Un biofertilizante con hongos del Desierto de Atacama que promueve el crecimiento de plantas en condiciones climáticas extremas, será la primera tecnología transferida del laboratorio al mercado por parte de Luis Larraín y Elena Vidal. El producto, actualmente en su fase de prototipo, ayudará a los agricultores afectados por la sequía a mantener el vigor de sus cultivos.


 

Mycelium Technologies es una iniciativa de investigadores del Centro de Genómica y Bioinformática (CGB) de la Universidad Mayor que está desarrollando un novedoso biofertilizante con hongos endófitos del Desierto de Atacama, que promueve la tolerancia a la sequía y salinidad de los cultivos de hortalizas.

El proyecto nace de la investigación de pregrado en la U. Mayor del biotecnólogo Luis Larraín, quien junto a Elena Vidal, doctora en Ciencias Biológicas, directora del CGB e investigadora del Instituto Milenio de Biología Integrativa (iBio), recibieron el apoyo del Fondo de Fomento al Desarrollo Científico y Tecnológico (FONDEF), a través del Concurso de Valorización de la Investigación en la Universidad (VIU) para desarrollar el producto.

Desde aquel momento, hace menos de un año, el equipo que opera en el Laboratorio de Genómica y Biología de Sistemas Vegetales (PlantomicsLab) ha estado realizando diversos ensayos para validar el prototipo de biofertilizante de hongos endófitos (que viven dentro de plantas) a escala de laboratorio, confirmado que las cepas seleccionadas son promotoras del crecimiento y promueven la tolerancia a la sequía y salinidad.

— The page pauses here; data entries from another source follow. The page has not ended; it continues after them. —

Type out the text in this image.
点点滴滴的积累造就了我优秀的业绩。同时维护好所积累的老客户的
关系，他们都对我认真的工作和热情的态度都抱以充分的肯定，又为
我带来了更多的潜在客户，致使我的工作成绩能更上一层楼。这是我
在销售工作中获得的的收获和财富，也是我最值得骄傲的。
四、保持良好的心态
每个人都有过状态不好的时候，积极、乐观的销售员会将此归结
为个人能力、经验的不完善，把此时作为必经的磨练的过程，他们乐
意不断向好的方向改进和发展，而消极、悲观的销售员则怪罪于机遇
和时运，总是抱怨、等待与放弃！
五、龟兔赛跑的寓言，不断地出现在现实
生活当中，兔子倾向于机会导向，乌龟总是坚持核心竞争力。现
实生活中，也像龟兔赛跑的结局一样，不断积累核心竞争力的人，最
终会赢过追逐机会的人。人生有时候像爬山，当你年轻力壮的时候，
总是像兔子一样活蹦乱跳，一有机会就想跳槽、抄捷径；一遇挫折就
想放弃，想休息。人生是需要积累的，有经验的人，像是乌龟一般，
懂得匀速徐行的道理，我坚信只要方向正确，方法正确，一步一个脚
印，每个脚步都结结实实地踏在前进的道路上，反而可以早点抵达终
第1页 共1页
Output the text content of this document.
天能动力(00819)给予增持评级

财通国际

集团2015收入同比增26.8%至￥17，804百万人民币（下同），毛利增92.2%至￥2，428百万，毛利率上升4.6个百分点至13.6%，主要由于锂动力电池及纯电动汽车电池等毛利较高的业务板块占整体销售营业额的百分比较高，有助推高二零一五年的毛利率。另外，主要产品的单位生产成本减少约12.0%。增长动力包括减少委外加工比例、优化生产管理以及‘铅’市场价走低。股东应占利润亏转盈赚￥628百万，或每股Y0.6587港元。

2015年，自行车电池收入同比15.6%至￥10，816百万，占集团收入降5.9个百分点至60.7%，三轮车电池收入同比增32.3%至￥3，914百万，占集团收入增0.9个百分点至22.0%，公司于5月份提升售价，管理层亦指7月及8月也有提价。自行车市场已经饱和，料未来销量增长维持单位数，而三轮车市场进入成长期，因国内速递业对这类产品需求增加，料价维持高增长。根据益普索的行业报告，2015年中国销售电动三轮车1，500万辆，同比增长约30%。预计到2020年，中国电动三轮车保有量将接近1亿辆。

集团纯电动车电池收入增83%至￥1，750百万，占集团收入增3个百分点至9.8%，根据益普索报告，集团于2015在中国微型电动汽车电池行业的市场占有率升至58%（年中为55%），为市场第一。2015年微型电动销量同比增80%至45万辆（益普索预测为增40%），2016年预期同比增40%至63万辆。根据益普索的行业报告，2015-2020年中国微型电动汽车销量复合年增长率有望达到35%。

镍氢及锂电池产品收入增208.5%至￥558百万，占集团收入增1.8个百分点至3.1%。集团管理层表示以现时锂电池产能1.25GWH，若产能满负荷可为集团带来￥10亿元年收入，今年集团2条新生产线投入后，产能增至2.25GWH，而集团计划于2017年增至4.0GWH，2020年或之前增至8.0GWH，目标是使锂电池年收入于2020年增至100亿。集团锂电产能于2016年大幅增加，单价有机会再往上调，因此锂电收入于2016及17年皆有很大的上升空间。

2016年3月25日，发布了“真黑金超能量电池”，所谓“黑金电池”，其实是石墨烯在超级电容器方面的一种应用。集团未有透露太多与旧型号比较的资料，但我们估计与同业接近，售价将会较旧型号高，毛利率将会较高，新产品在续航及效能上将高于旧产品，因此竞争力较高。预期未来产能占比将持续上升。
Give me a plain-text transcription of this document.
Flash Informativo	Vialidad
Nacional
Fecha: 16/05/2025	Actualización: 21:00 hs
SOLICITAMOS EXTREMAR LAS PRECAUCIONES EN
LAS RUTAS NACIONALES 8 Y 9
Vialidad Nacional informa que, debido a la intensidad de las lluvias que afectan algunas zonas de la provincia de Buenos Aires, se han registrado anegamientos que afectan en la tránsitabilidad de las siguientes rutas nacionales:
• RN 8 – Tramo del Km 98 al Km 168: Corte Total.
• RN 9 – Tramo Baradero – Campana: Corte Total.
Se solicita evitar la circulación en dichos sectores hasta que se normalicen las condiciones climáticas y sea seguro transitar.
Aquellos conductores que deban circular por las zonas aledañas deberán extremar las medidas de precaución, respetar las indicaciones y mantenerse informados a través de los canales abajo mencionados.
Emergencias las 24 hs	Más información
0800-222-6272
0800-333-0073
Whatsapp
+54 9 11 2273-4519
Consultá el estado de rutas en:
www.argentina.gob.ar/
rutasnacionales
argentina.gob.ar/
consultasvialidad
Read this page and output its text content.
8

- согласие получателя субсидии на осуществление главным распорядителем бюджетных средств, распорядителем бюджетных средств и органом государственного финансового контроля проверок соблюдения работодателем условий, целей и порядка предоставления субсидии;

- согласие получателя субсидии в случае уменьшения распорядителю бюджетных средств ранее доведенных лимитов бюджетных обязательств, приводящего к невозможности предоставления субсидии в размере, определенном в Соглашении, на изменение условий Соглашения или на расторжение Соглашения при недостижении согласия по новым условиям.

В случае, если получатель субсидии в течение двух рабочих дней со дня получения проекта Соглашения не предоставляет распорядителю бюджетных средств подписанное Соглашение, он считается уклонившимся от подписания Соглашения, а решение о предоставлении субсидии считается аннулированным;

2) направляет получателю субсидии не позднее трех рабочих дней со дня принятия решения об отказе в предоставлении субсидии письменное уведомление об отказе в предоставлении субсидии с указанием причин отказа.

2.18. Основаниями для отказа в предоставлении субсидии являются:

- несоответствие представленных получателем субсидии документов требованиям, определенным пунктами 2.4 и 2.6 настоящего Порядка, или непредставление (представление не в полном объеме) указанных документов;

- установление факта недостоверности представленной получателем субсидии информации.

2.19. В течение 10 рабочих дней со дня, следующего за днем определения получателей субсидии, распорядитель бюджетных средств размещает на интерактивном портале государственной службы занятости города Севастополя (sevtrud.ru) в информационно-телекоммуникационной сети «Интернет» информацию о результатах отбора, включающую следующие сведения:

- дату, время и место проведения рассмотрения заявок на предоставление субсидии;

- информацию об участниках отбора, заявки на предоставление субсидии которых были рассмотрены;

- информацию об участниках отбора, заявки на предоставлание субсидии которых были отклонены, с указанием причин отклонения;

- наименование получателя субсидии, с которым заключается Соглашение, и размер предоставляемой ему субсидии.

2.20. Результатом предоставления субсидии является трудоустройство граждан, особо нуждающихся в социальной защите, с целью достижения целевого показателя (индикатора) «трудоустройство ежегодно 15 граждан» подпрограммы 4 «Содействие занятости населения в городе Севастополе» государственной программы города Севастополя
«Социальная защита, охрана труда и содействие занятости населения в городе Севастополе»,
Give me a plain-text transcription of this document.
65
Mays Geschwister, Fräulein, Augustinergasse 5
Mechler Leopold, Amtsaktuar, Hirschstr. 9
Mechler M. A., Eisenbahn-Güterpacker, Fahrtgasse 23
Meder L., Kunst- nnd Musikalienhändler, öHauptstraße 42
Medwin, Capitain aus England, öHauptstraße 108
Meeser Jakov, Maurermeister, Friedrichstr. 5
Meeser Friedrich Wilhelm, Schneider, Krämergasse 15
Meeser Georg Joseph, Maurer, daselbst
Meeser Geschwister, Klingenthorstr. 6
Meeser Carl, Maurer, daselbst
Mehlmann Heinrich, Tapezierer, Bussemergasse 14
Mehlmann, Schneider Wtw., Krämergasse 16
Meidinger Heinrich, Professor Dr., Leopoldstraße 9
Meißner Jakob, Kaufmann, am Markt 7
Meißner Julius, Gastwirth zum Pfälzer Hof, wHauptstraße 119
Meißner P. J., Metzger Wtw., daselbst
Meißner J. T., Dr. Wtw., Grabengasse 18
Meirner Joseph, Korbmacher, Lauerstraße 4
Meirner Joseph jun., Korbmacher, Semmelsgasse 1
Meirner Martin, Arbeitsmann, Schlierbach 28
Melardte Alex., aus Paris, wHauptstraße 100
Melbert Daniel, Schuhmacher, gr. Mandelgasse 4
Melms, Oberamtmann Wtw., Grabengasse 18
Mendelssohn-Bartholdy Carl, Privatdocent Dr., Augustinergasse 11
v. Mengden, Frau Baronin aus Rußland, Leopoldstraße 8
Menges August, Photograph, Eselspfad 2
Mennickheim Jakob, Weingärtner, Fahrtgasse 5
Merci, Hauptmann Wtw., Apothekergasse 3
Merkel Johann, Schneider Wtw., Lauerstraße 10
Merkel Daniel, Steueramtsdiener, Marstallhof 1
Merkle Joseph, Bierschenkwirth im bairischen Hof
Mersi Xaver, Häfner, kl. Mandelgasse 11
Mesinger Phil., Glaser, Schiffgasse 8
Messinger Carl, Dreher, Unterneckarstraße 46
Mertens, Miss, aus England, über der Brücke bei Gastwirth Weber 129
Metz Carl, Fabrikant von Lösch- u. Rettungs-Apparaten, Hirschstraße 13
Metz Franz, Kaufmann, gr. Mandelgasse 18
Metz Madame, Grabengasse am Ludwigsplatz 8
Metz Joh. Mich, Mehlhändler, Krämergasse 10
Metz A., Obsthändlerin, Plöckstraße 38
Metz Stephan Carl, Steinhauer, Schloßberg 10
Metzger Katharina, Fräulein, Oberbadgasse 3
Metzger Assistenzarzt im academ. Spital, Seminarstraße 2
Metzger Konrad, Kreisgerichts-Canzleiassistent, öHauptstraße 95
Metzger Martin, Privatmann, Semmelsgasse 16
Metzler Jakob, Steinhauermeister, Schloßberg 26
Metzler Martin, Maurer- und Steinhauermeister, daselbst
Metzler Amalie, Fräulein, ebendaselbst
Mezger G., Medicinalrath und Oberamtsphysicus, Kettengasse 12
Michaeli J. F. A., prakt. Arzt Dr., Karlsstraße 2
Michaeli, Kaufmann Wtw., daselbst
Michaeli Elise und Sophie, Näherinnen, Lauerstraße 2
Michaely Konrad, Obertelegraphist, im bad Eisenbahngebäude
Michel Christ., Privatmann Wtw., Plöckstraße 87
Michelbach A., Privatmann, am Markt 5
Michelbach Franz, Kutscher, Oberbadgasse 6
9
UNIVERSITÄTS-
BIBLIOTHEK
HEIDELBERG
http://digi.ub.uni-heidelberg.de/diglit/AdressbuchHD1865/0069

Luis Larraín explica que en el último ensayo, que completarán hacia fines de 2022, tendrán que probar el prototipo en plantas en etapa adulta y producir frutos, ya que hasta el momento los datos que tienen corresponden a plantas juveniles.

Paralelamente, ya están en conversaciones con empresas de bioinsumos interesadas en escalar la nueva tecnología. “Creamos esta empresa para hacer la conexión con aquellas interesadas en nuestro producto y hacer una alianza para, en conjunto, llevar adelante el ensayo de campo. El objetivo es transferir la tecnología a una empresa que tenga su sistema de producción funcionando”, comenta Larraín.

Proyecciones

A través de Mycelium Technologies el equipo espera además generar nuevos proyectos con las empresas que quieran comercializar las tecnologías que vayan desarrollando en el laboratorio.

“La primera tecnología desarrollada, en conjunto con la U. Mayor, es el biofertilizante, pero la idea a futuro es que la empresa nos sirva para sacar del laboratorio nuevas tecnologías generadas a través de otras líneas de investigación en el ámbito no solamente de la agricultura, sino también, por ejemplo, generando nuevos compuestos antimicrobianos y otras formas de tecnología con los micro RNA que son las moléculas con las que trabajamos”, detalla el investigador.

Por lo pronto, con el biofertilizante en base a hongos buscan “ayudar disminuir las pérdidas por sequía en cualquier zona afectada. En el futuro, además, nos gustaría contribuir a desarrollar estrategias para cultivar en zonas áridas que complementen nuestra tecnología”, dice Larraín. 

El nacimiento de Mycelium Technologies marca un significativo hito en el proceso. “Estamos un poco más cerca de poder resolver el problema real en el campo y nos sentimos felices de que esté resultando todo bien”, concluye.